Murch pone en jaque el Q
Murch, un crack en el mundo Bitcoin y editor de las propuestas de mejora (BIP), dijo el 3 de mayo en X que no le late tanto el rollo urgente del famoso ‘Q-Day’. Este ‘Q-Day’ es el supuesto día en que una compu cuántica podría hackear la seguridad de Bitcoin, pero para él los que andan alarmando no se aguantan ni con sus propios argumentos.
Cada que abre Twitter, Murch ve puros “expertos” que solo tiran hype sin saber bien de qué hablan. Eso lo hace no tomar en serio que esta amenaza esté a la vuelta de la esquina. Eso sí, asegura que hay que estar preparados y seguir investigando, pero sin caer en el pánico barato.

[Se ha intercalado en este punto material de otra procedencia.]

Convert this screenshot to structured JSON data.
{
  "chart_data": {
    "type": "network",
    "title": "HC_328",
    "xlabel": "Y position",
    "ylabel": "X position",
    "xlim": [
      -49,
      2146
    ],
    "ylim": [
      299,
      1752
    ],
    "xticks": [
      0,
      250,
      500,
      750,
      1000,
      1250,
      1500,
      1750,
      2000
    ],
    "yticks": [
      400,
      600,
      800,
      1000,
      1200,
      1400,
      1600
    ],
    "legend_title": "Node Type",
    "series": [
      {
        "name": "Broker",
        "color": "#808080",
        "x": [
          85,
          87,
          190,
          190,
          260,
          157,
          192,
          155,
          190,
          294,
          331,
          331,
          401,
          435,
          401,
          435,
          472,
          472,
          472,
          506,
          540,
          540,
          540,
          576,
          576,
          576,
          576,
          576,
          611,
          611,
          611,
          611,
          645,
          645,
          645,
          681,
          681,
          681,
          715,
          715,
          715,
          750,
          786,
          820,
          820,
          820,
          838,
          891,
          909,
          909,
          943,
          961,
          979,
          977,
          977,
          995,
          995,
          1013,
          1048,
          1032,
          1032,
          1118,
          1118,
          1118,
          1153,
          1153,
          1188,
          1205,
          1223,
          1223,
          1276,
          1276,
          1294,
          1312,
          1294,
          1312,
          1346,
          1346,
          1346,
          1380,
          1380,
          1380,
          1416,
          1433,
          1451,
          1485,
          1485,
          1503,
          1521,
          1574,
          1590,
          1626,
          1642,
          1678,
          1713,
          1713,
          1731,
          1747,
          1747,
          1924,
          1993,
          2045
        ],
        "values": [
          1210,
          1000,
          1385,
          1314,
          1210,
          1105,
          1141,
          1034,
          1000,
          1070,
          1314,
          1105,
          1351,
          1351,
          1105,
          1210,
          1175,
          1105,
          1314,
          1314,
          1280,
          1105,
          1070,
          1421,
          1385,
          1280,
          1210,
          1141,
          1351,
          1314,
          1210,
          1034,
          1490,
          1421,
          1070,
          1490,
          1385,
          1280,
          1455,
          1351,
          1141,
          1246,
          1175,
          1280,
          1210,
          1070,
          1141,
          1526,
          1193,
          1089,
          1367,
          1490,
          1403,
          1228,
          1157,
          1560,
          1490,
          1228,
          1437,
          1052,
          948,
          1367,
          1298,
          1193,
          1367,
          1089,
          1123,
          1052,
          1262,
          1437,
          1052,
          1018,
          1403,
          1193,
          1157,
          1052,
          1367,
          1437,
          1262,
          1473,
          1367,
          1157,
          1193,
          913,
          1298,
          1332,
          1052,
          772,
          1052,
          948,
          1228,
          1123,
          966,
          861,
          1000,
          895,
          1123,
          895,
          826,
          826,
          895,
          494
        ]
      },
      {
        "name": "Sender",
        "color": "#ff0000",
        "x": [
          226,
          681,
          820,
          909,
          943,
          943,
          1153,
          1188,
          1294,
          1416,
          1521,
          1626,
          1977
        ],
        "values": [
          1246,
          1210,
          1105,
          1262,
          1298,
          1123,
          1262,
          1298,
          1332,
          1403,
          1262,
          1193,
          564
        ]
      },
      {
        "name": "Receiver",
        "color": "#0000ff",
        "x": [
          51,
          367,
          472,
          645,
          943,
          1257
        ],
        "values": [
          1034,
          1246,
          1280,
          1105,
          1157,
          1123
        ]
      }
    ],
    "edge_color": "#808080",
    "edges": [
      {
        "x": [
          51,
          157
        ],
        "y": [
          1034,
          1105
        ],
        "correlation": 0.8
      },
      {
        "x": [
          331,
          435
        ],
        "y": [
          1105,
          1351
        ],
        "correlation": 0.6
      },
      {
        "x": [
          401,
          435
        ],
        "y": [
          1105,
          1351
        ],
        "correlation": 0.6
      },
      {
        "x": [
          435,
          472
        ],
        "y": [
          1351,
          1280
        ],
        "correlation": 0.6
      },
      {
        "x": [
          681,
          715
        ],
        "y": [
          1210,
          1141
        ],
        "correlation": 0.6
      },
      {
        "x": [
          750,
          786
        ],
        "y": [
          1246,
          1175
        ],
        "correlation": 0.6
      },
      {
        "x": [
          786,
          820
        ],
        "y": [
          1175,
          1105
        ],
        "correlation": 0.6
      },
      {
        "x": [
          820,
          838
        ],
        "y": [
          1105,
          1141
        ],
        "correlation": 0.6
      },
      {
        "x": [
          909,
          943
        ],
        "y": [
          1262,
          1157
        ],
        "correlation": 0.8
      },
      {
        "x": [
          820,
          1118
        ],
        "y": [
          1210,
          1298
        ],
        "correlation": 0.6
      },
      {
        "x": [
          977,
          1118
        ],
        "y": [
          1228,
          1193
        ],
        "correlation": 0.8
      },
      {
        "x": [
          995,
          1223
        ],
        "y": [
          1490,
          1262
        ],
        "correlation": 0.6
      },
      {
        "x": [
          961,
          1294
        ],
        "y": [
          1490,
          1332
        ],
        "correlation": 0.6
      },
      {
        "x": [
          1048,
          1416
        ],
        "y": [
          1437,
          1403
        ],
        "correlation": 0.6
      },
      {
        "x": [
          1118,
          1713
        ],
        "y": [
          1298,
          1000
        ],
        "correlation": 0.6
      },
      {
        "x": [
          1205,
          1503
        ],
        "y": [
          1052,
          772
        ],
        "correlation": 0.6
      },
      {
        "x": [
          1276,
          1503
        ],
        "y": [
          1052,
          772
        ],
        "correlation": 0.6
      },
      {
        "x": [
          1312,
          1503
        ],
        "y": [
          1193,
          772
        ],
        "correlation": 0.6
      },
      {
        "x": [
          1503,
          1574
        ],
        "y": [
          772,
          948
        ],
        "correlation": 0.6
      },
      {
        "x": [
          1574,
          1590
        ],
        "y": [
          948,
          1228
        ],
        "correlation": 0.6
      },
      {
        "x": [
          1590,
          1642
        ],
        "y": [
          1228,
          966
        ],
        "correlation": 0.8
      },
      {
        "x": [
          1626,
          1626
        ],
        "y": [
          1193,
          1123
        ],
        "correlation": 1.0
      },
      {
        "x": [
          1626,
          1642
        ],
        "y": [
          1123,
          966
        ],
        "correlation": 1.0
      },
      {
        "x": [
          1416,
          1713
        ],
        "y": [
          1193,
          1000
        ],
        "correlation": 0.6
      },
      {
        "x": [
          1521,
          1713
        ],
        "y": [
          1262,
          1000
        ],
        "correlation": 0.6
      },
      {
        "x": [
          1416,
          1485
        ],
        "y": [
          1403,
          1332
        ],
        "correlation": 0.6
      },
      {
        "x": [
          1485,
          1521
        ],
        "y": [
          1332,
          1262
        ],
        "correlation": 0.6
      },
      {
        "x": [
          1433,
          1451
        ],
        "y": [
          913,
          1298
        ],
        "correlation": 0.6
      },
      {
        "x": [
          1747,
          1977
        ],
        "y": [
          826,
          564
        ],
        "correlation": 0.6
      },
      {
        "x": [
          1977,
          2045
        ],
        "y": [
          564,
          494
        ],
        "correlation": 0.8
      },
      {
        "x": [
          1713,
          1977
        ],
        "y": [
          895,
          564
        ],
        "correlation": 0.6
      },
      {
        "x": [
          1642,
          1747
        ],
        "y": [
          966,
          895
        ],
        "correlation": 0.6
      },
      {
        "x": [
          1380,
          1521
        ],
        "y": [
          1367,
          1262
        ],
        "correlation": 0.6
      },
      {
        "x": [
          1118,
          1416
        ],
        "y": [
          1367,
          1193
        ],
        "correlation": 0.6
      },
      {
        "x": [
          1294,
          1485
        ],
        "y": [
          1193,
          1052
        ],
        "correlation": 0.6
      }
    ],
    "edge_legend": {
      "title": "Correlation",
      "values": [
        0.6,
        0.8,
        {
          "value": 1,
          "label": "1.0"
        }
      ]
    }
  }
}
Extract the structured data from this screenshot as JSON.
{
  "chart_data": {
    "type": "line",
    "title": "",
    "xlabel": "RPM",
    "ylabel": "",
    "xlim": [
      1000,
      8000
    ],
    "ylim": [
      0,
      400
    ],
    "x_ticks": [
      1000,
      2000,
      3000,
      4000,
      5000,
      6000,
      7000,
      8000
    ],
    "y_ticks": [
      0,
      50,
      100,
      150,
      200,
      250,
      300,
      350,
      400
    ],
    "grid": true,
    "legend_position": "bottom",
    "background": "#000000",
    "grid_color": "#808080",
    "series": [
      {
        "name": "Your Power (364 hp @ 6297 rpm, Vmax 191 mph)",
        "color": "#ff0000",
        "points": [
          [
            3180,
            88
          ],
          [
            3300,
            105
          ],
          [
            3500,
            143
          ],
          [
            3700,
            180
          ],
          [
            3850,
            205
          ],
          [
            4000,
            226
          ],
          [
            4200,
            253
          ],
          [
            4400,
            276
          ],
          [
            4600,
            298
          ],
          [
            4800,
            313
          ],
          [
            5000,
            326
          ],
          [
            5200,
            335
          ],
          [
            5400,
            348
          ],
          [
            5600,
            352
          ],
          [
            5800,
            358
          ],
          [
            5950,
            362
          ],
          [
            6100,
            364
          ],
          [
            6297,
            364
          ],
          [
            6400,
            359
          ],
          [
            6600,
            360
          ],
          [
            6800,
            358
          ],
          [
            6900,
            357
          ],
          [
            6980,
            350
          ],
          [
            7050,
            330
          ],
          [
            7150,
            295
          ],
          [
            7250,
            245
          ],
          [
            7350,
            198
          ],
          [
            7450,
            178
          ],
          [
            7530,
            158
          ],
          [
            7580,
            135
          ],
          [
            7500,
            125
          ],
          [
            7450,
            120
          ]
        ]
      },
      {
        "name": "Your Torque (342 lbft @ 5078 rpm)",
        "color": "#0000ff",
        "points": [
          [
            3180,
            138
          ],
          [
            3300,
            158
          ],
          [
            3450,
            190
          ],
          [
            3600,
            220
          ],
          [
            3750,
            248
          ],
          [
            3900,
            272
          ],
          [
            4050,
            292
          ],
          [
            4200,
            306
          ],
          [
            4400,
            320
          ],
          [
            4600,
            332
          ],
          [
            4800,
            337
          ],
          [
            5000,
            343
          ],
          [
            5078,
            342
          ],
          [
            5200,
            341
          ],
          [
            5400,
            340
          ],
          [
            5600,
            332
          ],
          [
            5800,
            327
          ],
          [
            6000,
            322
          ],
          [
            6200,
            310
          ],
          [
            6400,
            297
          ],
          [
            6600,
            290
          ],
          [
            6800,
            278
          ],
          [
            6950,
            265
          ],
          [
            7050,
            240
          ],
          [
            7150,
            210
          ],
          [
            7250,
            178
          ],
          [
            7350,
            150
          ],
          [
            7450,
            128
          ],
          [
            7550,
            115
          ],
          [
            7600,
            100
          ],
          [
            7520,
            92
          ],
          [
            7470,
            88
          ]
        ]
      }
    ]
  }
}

Por otro lado, Adam Back, cofundador de Blockstream y maestro de la criptografía, le tiró la onda diciendo que mejor hablemos de “Q-decade” (la década cuántica) en vez de “Q-day”. Lo que importa, dice Back, es que Bitcoin tenga un mecanismo para que los usuarios puedan migrar sus claves a formatos que aguanten la cuántica cuando se acerque el peligro, sin que sea obligatorio, algo así como una ruta voluntaria.
Si ese plan existiera y la gente pudiera acelerar la migración cuando sea necesario, tener una década para arreglar todo estaría chido y sería manejable.
Este debate no es cosa de uno o dos cabrones, sino que es un tema de fondo en la comunidad crypto. Back y otros como Samson Mow, CEO de JAN3, coinciden en que el peligro real podría estar en unos 10 a 20 años, y que apurarse podría ser un error porque las firmas postcuánticas son monstruosamente más grandes, lo que haría más lenta la red.
Pero no todos están tan tranquilos. Vitalik Buterin, el de Ethereum, cree que la amenaza puede llegar en 2028, y Charles Edwards dice que Bitcoin tiene que blindarse antes de ese año. Incluso Google ya puso fecha límite para migrar a sistemas postcuánticos en 2029 y alerta que parte de esa amenaza cuántica ya está aquí, no es algo del futuro lejano.
Otras compañías como Cloudflare y Grayscale también están firmes con planes para tener todo listo para finales de esta década. En resumen, el reloj sigue corriendo, pero la carrera no es de velocidad, sino de cabeza fría y buen plan.